Em um evento de campanha em 2016, Trump criticou colaboradores da oponente democrata, Hillary Clinton, por abraçar a quinta emenda constitucional durante uma investigação no Congresso sobre o uso de um servidor privado de e-mail por Clinton. “As pessoas abraçam a Quinta Emenda. Se você é inocente, por que você faz isso?”, disse Trump na época.

Uma disputa legal sobre uma intimação para Trump quase certamente chegaria à Suprema Corte, que nunca decidiu com firmeza se os presidentes podem ser forçados a testemunhar sob juramento.

Durante o caso Watergate, o tribunal decidiu que um presidente poderia ser obrigado a cumprir uma citação de gravações e documentos.

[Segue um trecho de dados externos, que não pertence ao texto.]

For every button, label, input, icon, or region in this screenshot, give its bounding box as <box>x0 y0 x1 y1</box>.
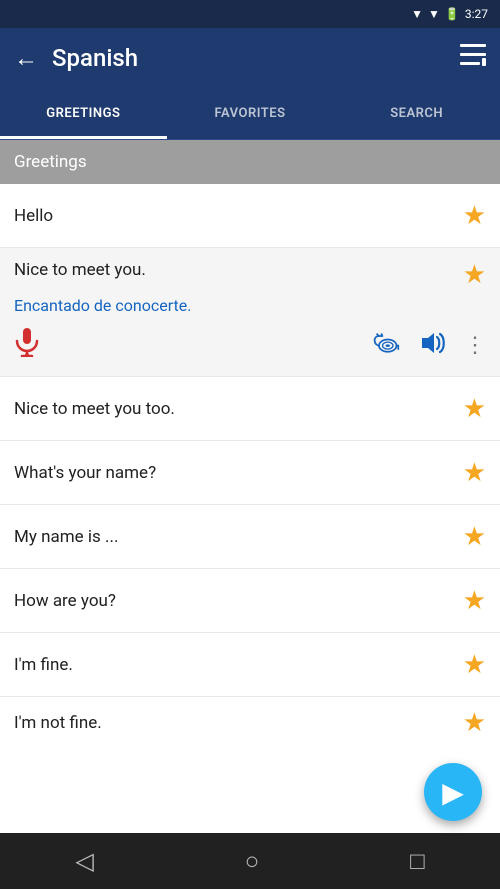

E o presidente Bill Clinton voluntariamente encontrou-se com o promotor especial Ken Starr depois de receber uma intimação para discutir sua relação sexual com a então funcionária da Casa Branca, Monica Lewinski.

A nova entrevista com Giuliani vem depois de dias de depoimentos contraditórios sobre as investigações sobre o presidente. Quando Trump foi perguntado no mês passado no se sabia sobre o pagamento para Daniels, ele disse que não. Mas Giuliani revelou na semana passada que Trump havia reembolsado Cohen pelo pagamento e outros assuntos não especificados.

TEMPESTADE

Stormy Daniels fez uma aparição surpresa no programa de humor “Saturday Night Live”, no sábado, para dar uma mensagem ao presidente Donald Trump:

— Uma tempestade está chegando, baby — disse ela.

A atriz pornô, que diz ter tido um encontro sexual com Trump em 2006 e que recebeu US$ 130 mil no mês anterior à sua eleição para ficar em silêncio, fez o alerta para um Donald Trump interpretado pelo ator Alec Baldwin.

Quando o falso Trump pergunta a Daniels o que ela precisa para “tudo isso ir acabar”, ela responde: “A renúncia”.

Daniels, cujo nome real é Stephanie Clifford, quer ser libertada do acordo de confidencialidade. Ela também entrou com processos de difamação contra Trump e seu advogado pessoal, Michael Cohen. Trump nega que ele e Daniels tiveram um caso e disse que não sabia sobre nenhum acordo.